Notes from Windward: #67
Bush Cherries and Wild Plums
Lindsay's tries some winter cuttings>
One of the most wondrous characteristics of plants is the numerous ways in which they can reproduce. The production of flowers and seeds allows for the recombination of the parents' genes, perpetuating the biological diversity that we are ever so lucky to be witness to. However, plants can also be propagated through asexual reproduction, a process that skips over the flower and seed steps (and therefore genetic recombination) to create a separate individual that is genetically identical to its "parent". This type of asexual propagation is especially marvelous when a plant has a certain combination of characteristics that is particularly attractive to a steward—for example the fruit is tasty, abundant and stores well—and the steward wants to replicate that plant exactly.
Agriculturalists have taken advantage of this property of plants, the ability to reproduce an entirely new and identical individual from just a piece of the parent plant, for hundreds of years. There are several possible methods for asexual propagation, and some work better than others depending on the plant with which you are working, the time of year and the materials at your disposal.
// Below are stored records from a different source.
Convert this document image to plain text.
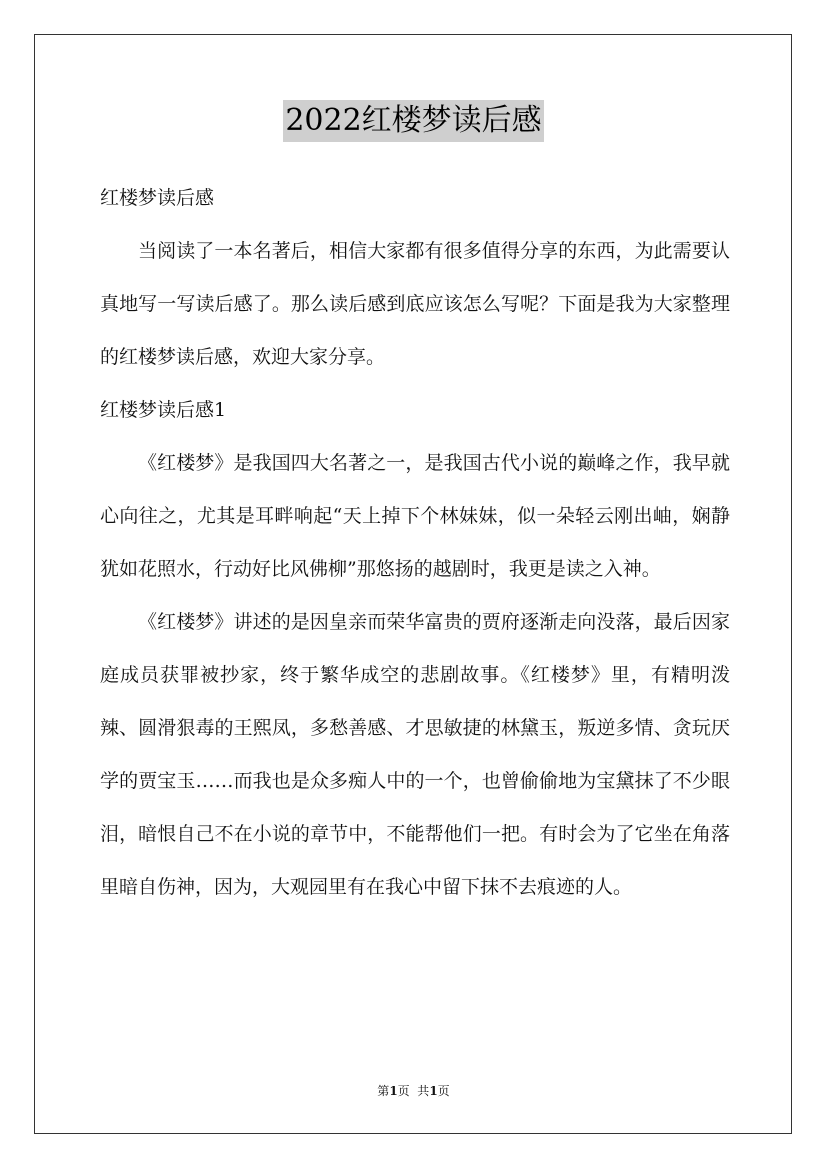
2022红楼梦读后感

红楼梦读后感

当阅读了一本名著后，相信大家都有很多值得分享的东西，为此需要认真地写一写读后感了。那么读后感到底应该怎么写呢？下面是我为大家整理的红楼梦读后感，欢迎大家分享。

红楼梦读后感1

《红楼梦》是我国四大名著之一，是我国古代小说的巅峰之作，我早就心向往之，尤其是耳畔响起“天上掉下个林妹妹，似一朵轻云刚出岫，娴静犹如花照水，行动好比风佛柳”那悠扬的越剧时，我更是读之入神。

《红楼梦》讲述的是因皇亲而荣华富贵的贾府逐渐走向没落，最后因家庭成员获罪被抄家，终于繁华成空的悲剧故事。《红楼梦》里，有精明泼辣、圆滑狠毒的王熙凤，多愁善感、才思敏捷的林黛玉，叛逆多情、贪玩厌学的贾宝玉……而我也是众多痴人中的一个，也曾偷偷地为宝黛抹了不少眼泪，暗恨自己不在小说的章节中，不能帮他们一把。有时会为了它坐在角落里暗自伤神，因为，大观园里有在我心中留下抹不去痕迹的人。

第1页  共1页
This past week, I have been experimenting with a method referred to as making cuttings. Essentially, you cut off a 6-8 inch piece of new growth from the desired plant, making sure there are several buds on the cut piece, and plant it into a couple inches of soil. The idea is that the piece of the stem underground will develop roots of its own and so with time, sun and water this stem will develop into a whole plant. To stimulate the production of roots, you can take advantage of the fact that plants use chemical signals to communicate desired actions or responses, and so by providing an external chemical signal that plants recognize as "make roots" by applying rooting hormone to the base of the cut, you can facilitate the propagation process.
I have made cuttings with two types of plants that we would like to have more of here at Windward. The first is a bush cherry that we already have growing on site, and the second is a naturalized plum that is growing down along the Klickitat River, which in summers past has provided the kitchen with mouth watering deliciousness.
Different plants root better at different times of year, and some websites I read suggested that plums and cherries root better in the summer. But I thought it worth the effort to see if we could root these during winter, and if it doesn't work then we have all summer to do it also. The first step is to find new growth (from this past growing season) on the plant you want to propagate—usually it's a different color and not woody. I made a "straight" or "simple" cutting from the middle of the new growth, discarding the tip. I then rolled the lower end in rooting hormone (Naphthaleneacetic acid (NAA) and indolebutyric acid (IBA)), and placed it in moist soil. To maintain the moisture surrounding the cuttings, I fitted a clear plastic bag over the top, use a spray bottle daily to moisten the cuttings, and keep them out of direct sunlight.
I found the Washington State University website to be clear and informative.